Active Rest Within a Workout
Without over thinking the term, active rest is a very basic concept. you remain active while giving the muscle worked previously a rest. You can perform a cardiovascular activity between sets of exercises or another exercise such as abdominal crunches. One of my favourite forms of active rest is to jump rope at a modest pace for approx one minute between sets during strength training. For instance, if I was doing a chest workout and performing incline bench press, at the completion of the set of incline bench press, I would immediately jump rope for one minute at a modest pace. This allows me to efficiently use the rest period required for the chest, shoulders and triceps to recover. In addition, because I'm gently moving the muscles of the upper and lower body, I am allowing the blood and oxygen to circulate and transport nutrients while transporting waste products from the fatigued chest muscle. An added bonus is I am also burning more calories during each workout!

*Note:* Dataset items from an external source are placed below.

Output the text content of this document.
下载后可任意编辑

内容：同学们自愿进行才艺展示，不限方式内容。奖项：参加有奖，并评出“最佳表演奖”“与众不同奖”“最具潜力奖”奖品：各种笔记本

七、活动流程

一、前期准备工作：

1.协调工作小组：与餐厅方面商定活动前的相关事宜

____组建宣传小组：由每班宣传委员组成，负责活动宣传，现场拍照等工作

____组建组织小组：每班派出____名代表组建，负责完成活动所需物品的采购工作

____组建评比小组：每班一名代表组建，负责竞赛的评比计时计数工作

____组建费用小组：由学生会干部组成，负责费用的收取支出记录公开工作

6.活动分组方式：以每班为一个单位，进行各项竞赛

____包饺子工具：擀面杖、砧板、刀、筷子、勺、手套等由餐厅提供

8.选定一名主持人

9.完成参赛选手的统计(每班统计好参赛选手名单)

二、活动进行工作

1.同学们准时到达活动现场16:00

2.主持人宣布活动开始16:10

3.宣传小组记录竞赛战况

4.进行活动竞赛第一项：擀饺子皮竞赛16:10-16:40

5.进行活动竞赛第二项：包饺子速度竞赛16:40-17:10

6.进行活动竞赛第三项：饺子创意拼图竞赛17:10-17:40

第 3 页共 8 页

Another example is to do crunches between dumbbell rows. While the muscles of the back, rear delts and biceps recover, the abdominals will be worked. You can also do either passive or ballistic stretching between sets.
This theory is similar to the superset. The difference is the active rest ideally will not involve any of the muscles being worked in the previous exercise set. I find doing a cardiovascular activity works best for my body as an active rest. By combining jump rope, jumping jacks, mountain climbers etc. I have found not only does it make the rest periods between sets more productive but also gets me motivated by increasing the heart rate and adrenalin a bit as well.
Give active rest a try for a couple of weeks. This is great to help break through plateaus and motivate you through your workout. Remember, active rest exercises are not to be a full out taxing activity but a "filler" between your work sets.